Between Sept. 8 and Sept. 20, there has only been one new homicide investigation.

“That has been a breath of fresh air,” said IMPD Homicide Branch Commander Roger Spurgeon.

This lull in homicides comes after an especially violent Labor Day weekend when five people were killed in 13 hours on Monday, Sept. 6, and another person was killed on Tuesday, Sept. 7.

At the time, IMPD East District Commander Richard Riddle said the cases were stacking up for IMPD homicide detectives.

”Unfortunately, we haven’t had that slowdown in homicides to where our homicide detectives can catch a break,” said Riddle.

But a break seems to be exactly what followed that outbreak of violence. This nearly two-week slowdown in homicides is a welcome sight for Spurgeon and his overworked homicide detectives.

”It’s stretched us to the limits,” said Spurgeon about the uptick in homicides since the last few months of 2019.

Spurgeon said the FBI recomends a homicide detective be the lead detective on four to six cases a year.

”That gives you two to three months between being a lead detective on a homicide case to vigorously work that case,” he said.

But that hasn’t been the typical caseload for IMPD detectives.

“The past couple of years, we have been well above that,” Spurgeon said.

He said IMPD detectives are working eight to nine cases per year right now, meaning detectives have to be masters of time management.

”Trying to do the best with the resources we do have and work the cases as efficiently and effectively as we can,” Spurgeon said.

So you can imagine how important a nearly two-week lull in homicides is.

”If you’re having less things thrown on you at the drop of a hat, you’re going to have a better outcome in what your workday is,” Spurgeon said.

During this time, Spurgeon said detectives have been able to work on different cases with fewer interruptions.

“To give our people some time to figure out, ‘Okay, what do I need to do?’ Make a to do list, figure out what the priorities are, what’s important now, what can I take care of.”

Spurgeon said breathing room like this can be a morale booster, especially as they battle burnout.

”They’re getting such a large volume of cases in such a short amount of time,” he said. “Even some of the detectives that have been doing it for a long time and are very good at time management, it’s wearing them out as well.”

But just because there is a lull doesn’t mean detectives are clearing their caseloads.

Spurgeon said each case is complex, so the slowdown means detectives get more time to “dot i’s and cross t’s” with fewer new cases getting added on top of their workload.

”The reality is there are many different moving parts to each case, regardless of the complexity of the case,” he said.

As for what is causing the slowdown in homicides, Spurgeon said he wishes he knew.

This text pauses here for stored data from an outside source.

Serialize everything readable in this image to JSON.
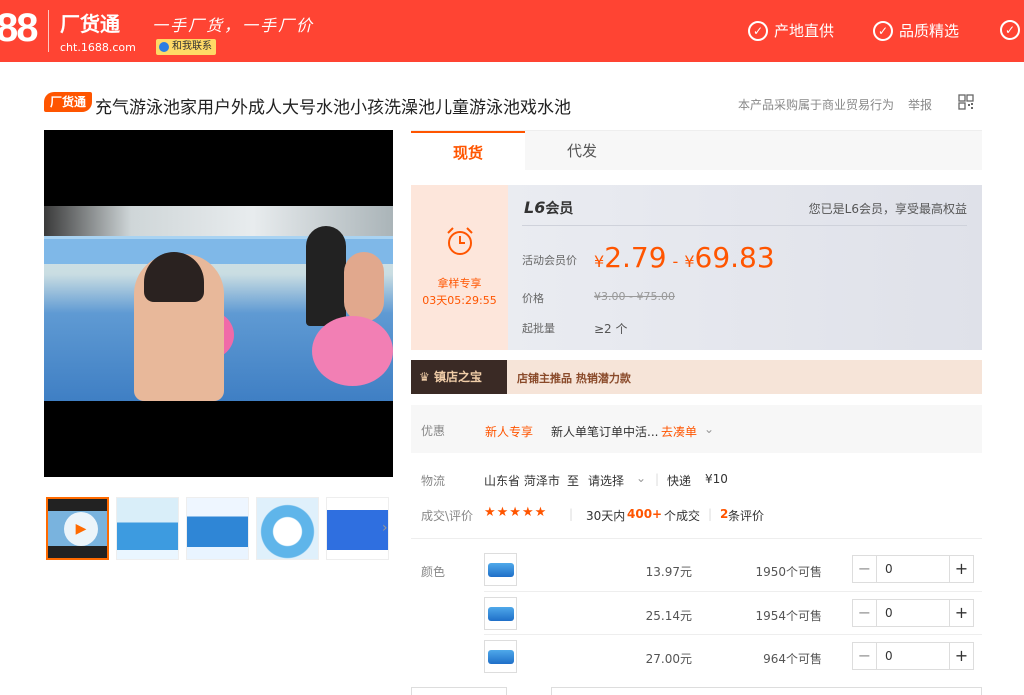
{
  "header": {
    "logo_number": "88",
    "brand": "厂货通",
    "brand_url": "cht.1688.com",
    "slogan": "一手厂货，一手厂价",
    "contact_label": "和我联系",
    "features": [
      "产地直供",
      "品质精选",
      ""
    ]
  },
  "product": {
    "badge": "厂货通",
    "title": "充气游泳池家用户外成人大号水池小孩洗澡池儿童游泳池戏水池",
    "trade_note": "本产品采购属于商业贸易行为",
    "report_label": "举报"
  },
  "tabs": [
    "现货",
    "代发"
  ],
  "price": {
    "promo_name": "拿样专享",
    "promo_time": "03天05:29:55",
    "member_level": "L6",
    "member_suffix": "会员",
    "member_note": "您已是L6会员，享受最高权益",
    "member_price_label": "活动会员价",
    "currency": "¥",
    "price_low": "2.79",
    "price_high": "69.83",
    "dash": "-",
    "orig_label": "价格",
    "orig_price": "¥3.00  -  ¥75.00",
    "min_label": "起批量",
    "min_qty": "≥2 个"
  },
  "store": {
    "badge": "镇店之宝",
    "text": "店铺主推品  热销潜力款"
  },
  "discount": {
    "label": "优惠",
    "tag": "新人专享",
    "text": "新人单笔订单中活...",
    "link": "去凑单"
  },
  "logistics": {
    "label": "物流",
    "from": "山东省 菏泽市",
    "to_word": "至",
    "select": "请选择",
    "method": "快递",
    "fee": "¥10"
  },
  "rating": {
    "label": "成交\\评价",
    "stars": "★★★★★",
    "days_text": "30天内",
    "count": "400+",
    "count_suffix": "个成交",
    "reviews": "2",
    "reviews_suffix": "条评价"
  },
  "sku": {
    "label": "颜色",
    "rows": [
      {
        "price": "13.97元",
        "stock": "1950个可售",
        "qty": "0"
      },
      {
        "price": "25.14元",
        "stock": "1954个可售",
        "qty": "0"
      },
      {
        "price": "27.00元",
        "stock": "964个可售",
        "qty": "0"
      }
    ],
    "minus": "−",
    "plus": "+"
  },
  "colors": {
    "accent": "#ff5500",
    "header": "#ff4433"
  }
}
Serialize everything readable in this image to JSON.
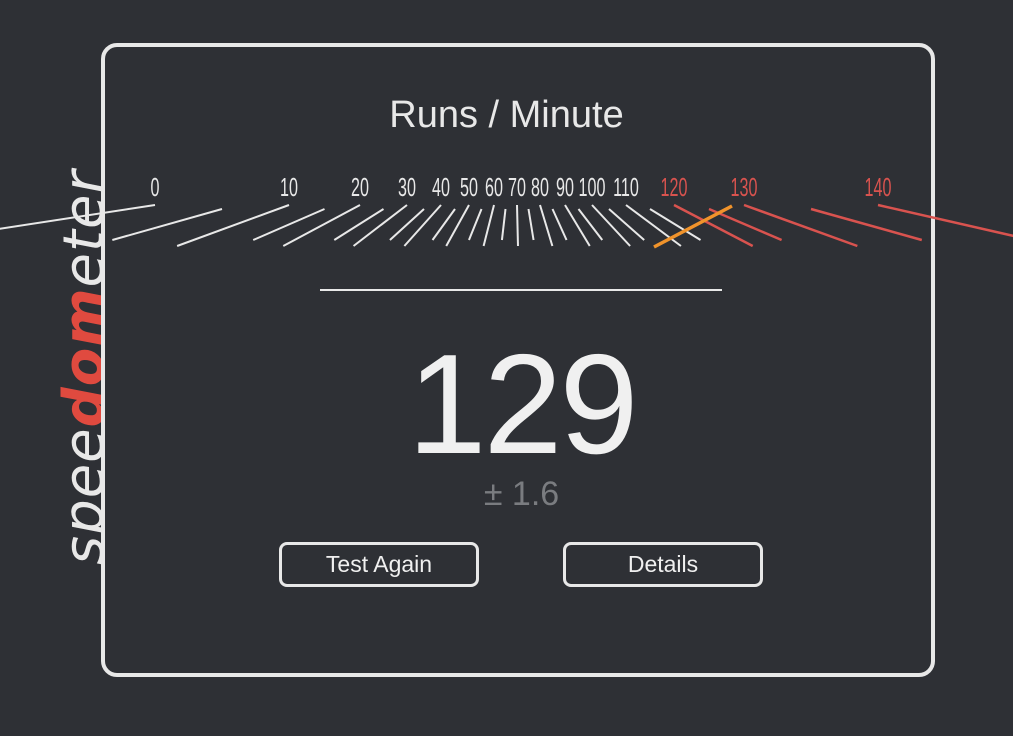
{
  "brand": {
    "logo_part1": "spee",
    "logo_part2": "do",
    "logo_part3": "m",
    "logo_part4": "eter",
    "accent_color": "#e04a3f"
  },
  "title": "Runs / Minute",
  "gauge": {
    "tick_labels": [
      "0",
      "10",
      "20",
      "30",
      "40",
      "50",
      "60",
      "70",
      "80",
      "90",
      "100",
      "110",
      "120",
      "130",
      "140"
    ],
    "red_zone_start": 120,
    "needle_value": 129,
    "needle_color": "#f0932b",
    "tick_color": "#e8e8e8",
    "red_color": "#d9534f"
  },
  "result": {
    "score": "129",
    "error": "± 1.6"
  },
  "buttons": {
    "test_again": "Test Again",
    "details": "Details"
  }
}
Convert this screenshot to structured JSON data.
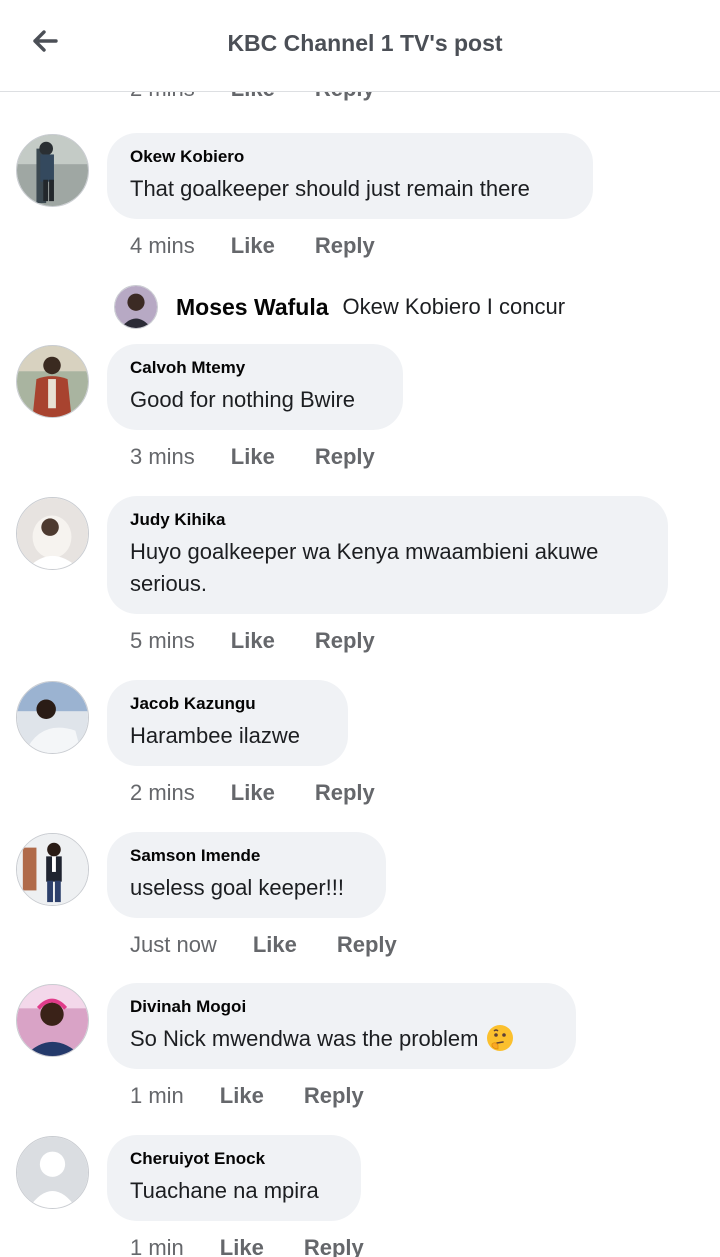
{
  "header": {
    "title": "KBC Channel 1 TV's post",
    "back_icon": "arrow-left-icon"
  },
  "partial_row": {
    "time": "2 mins",
    "like": "Like",
    "reply": "Reply"
  },
  "comments": [
    {
      "name": "Okew Kobiero",
      "text": "That goalkeeper should just remain there",
      "time": "4 mins",
      "like": "Like",
      "reply": "Reply"
    },
    {
      "name": "Calvoh Mtemy",
      "text": "Good for nothing Bwire",
      "time": "3 mins",
      "like": "Like",
      "reply": "Reply"
    },
    {
      "name": "Judy Kihika",
      "text": "Huyo goalkeeper  wa Kenya mwaambieni akuwe serious.",
      "time": "5 mins",
      "like": "Like",
      "reply": "Reply"
    },
    {
      "name": "Jacob Kazungu",
      "text": "Harambee  ilazwe",
      "time": "2 mins",
      "like": "Like",
      "reply": "Reply"
    },
    {
      "name": "Samson Imende",
      "text": "useless goal keeper!!!",
      "time": "Just now",
      "like": "Like",
      "reply": "Reply"
    },
    {
      "name": "Divinah Mogoi",
      "text": "So Nick mwendwa was the problem",
      "emoji": "thinking-face-icon",
      "time": "1 min",
      "like": "Like",
      "reply": "Reply"
    },
    {
      "name": "Cheruiyot Enock",
      "text": "Tuachane na mpira",
      "time": "1 min",
      "like": "Like",
      "reply": "Reply"
    }
  ],
  "reply": {
    "name": "Moses Wafula",
    "text": "Okew Kobiero I concur"
  }
}
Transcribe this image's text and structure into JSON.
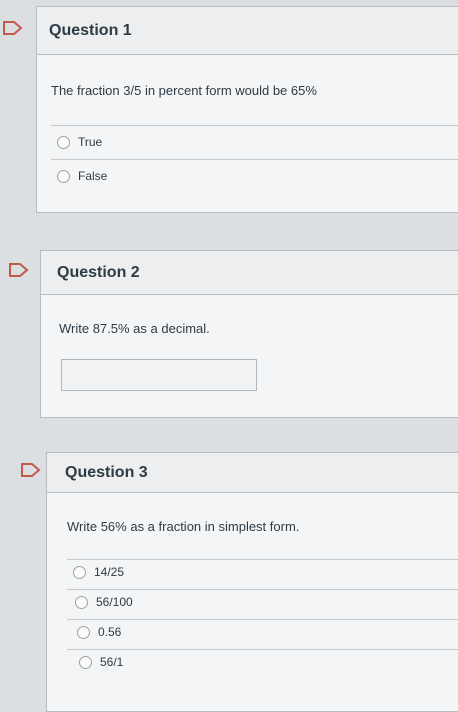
{
  "colors": {
    "flag_accent": "#c15a4a",
    "background": "#dcdfe1",
    "card": "#f4f5f6"
  },
  "questions": [
    {
      "title": "Question 1",
      "prompt": "The fraction 3/5 in percent form would be 65%",
      "options": [
        "True",
        "False"
      ]
    },
    {
      "title": "Question 2",
      "prompt": "Write 87.5% as a decimal.",
      "answer_value": ""
    },
    {
      "title": "Question 3",
      "prompt": "Write 56% as a fraction in simplest form.",
      "options": [
        "14/25",
        "56/100",
        "0.56",
        "56/1"
      ]
    }
  ]
}
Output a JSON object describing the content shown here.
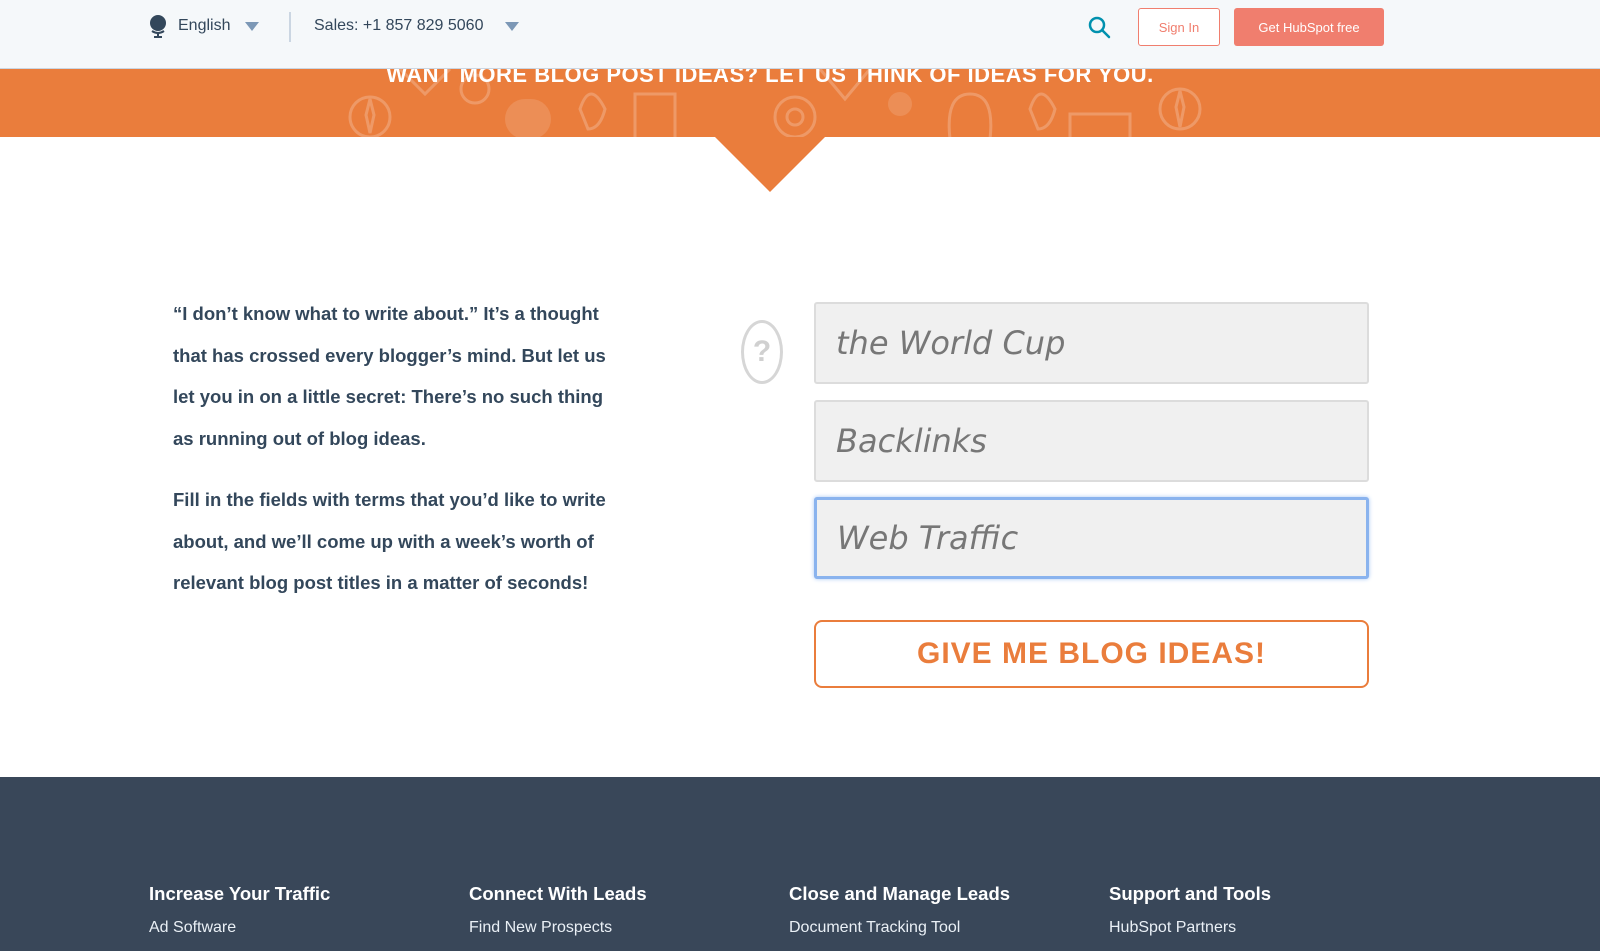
{
  "nav": {
    "language": "English",
    "sales": "Sales: +1 857 829 5060",
    "sign_in": "Sign In",
    "get_free": "Get HubSpot free"
  },
  "banner": {
    "title": "WANT MORE BLOG POST IDEAS? LET US THINK OF IDEAS FOR YOU."
  },
  "intro": {
    "paragraph1": "“I don’t know what to write about.” It’s a thought that has crossed every blogger’s mind. But let us let you in on a little secret: There’s no such thing as running out of blog ideas.",
    "paragraph2": "Fill in the fields with terms that you’d like to write about, and we’ll come up with a week’s worth of relevant blog post titles in a matter of seconds!"
  },
  "form": {
    "help_symbol": "?",
    "field1": "the World Cup",
    "field2": "Backlinks",
    "field3": "Web Traffic",
    "submit": "GIVE ME BLOG IDEAS!"
  },
  "footer": {
    "columns": [
      {
        "heading": "Increase Your Traffic",
        "first_link": "Ad Software"
      },
      {
        "heading": "Connect With Leads",
        "first_link": "Find New Prospects"
      },
      {
        "heading": "Close and Manage Leads",
        "first_link": "Document Tracking Tool"
      },
      {
        "heading": "Support and Tools",
        "first_link": "HubSpot Partners"
      }
    ]
  },
  "colors": {
    "accent_orange": "#ea7d3c",
    "cta_coral": "#f07e6e",
    "footer_bg": "#394759",
    "text": "#33475b"
  }
}
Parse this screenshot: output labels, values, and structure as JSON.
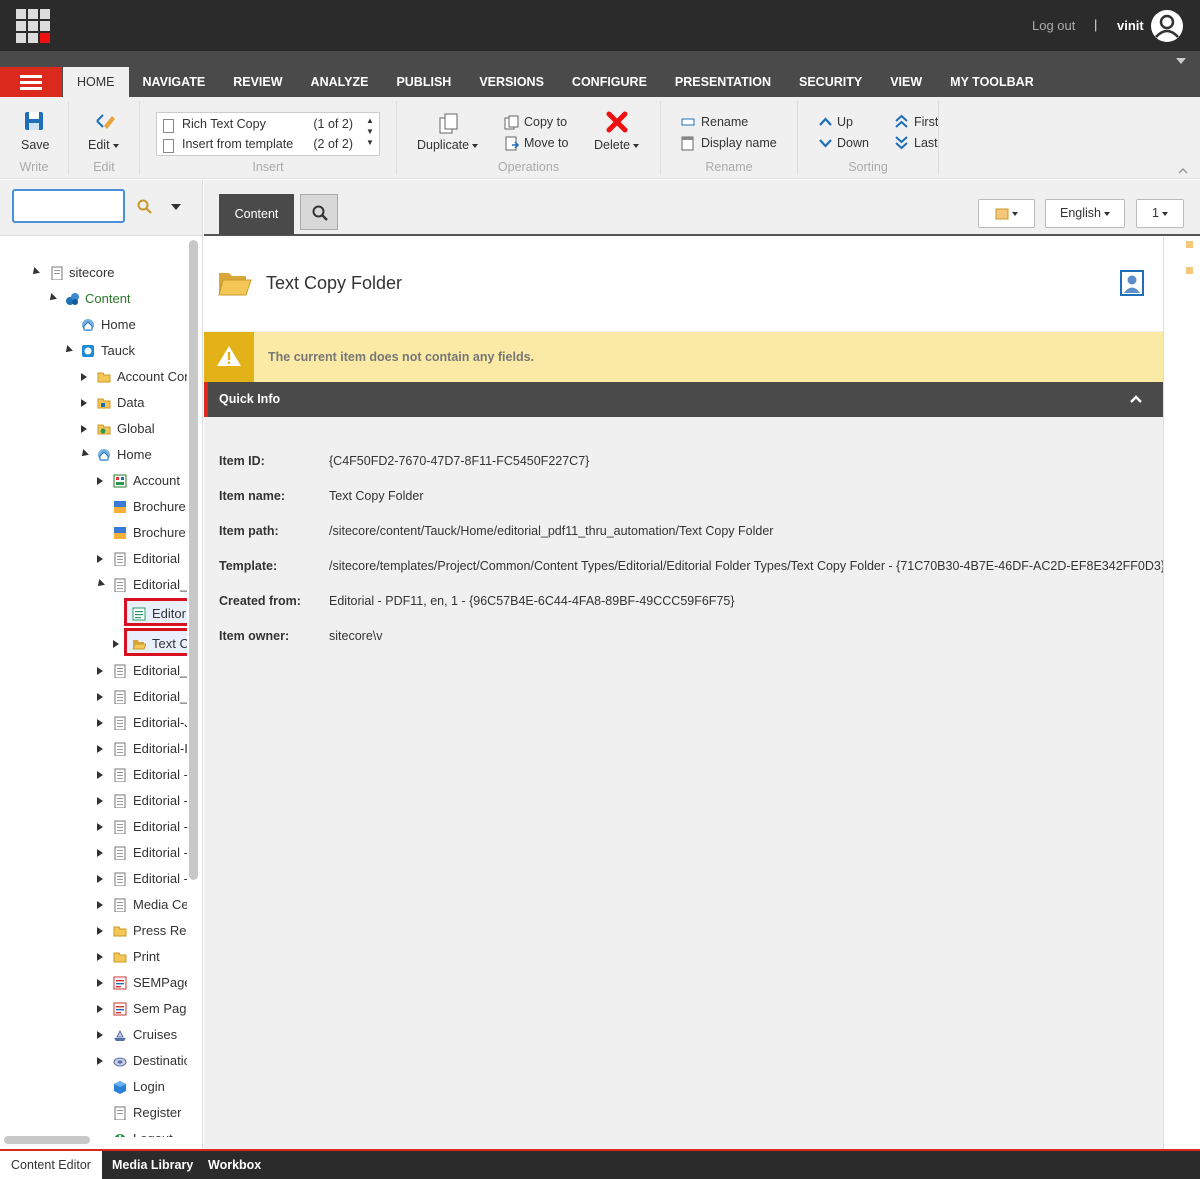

“I would love to tap into that and put that all together all the time,” Spurgeon said.

It’s not just homicide detectives feeling the effects of the lull. Spurgeon said every new homicide requires a lot of uniformed officers to secure the scene, make sure everyone is safe and nothing new happens.

”That’s a drain on what they could be otherwise doing, as far as going out and doing some kind of community policing, being able to engage with the public, being able to build that rapport and that trust that we so desperately need,” he explained.

While IMPD homicide detectives have this uninterrupted time to focus on cases they’re already working on, Spurgeon said they’re seeing the effects of a new program, as well.

Recently, IMPD public information officers have been giving out the phone number and email of detectives who are working homicide cases.

”It’s been a positive thing,” Spurgeon said. “I’ve heard anecdotally from a few different detectives, ‘Hey, since we’ve been putting my name out there, putting my email address out there, I have actually gotten some tips back on some things that maybe I wouldn’t have gotten as soon or maybe not as directly.’”

He called it a “win-win” for detectives and the families they’re working with.

“The general public and the victims’ families have that more direct contact and have that point of contact, and they know they can have that dialogue with,” Spurgeon said.

Even as they enjoy the slowdown, Spurgeon said the detectives are staying ready.

”There’s that X factor, that unknown. We just don’t know,” he said. “There could be a homicide happening right now, and we don’t know that, and in the moment that it happens, we have to drop everything and go”

As of Sept. 20, Indianapolis stands at a total of 192 homicides on the year.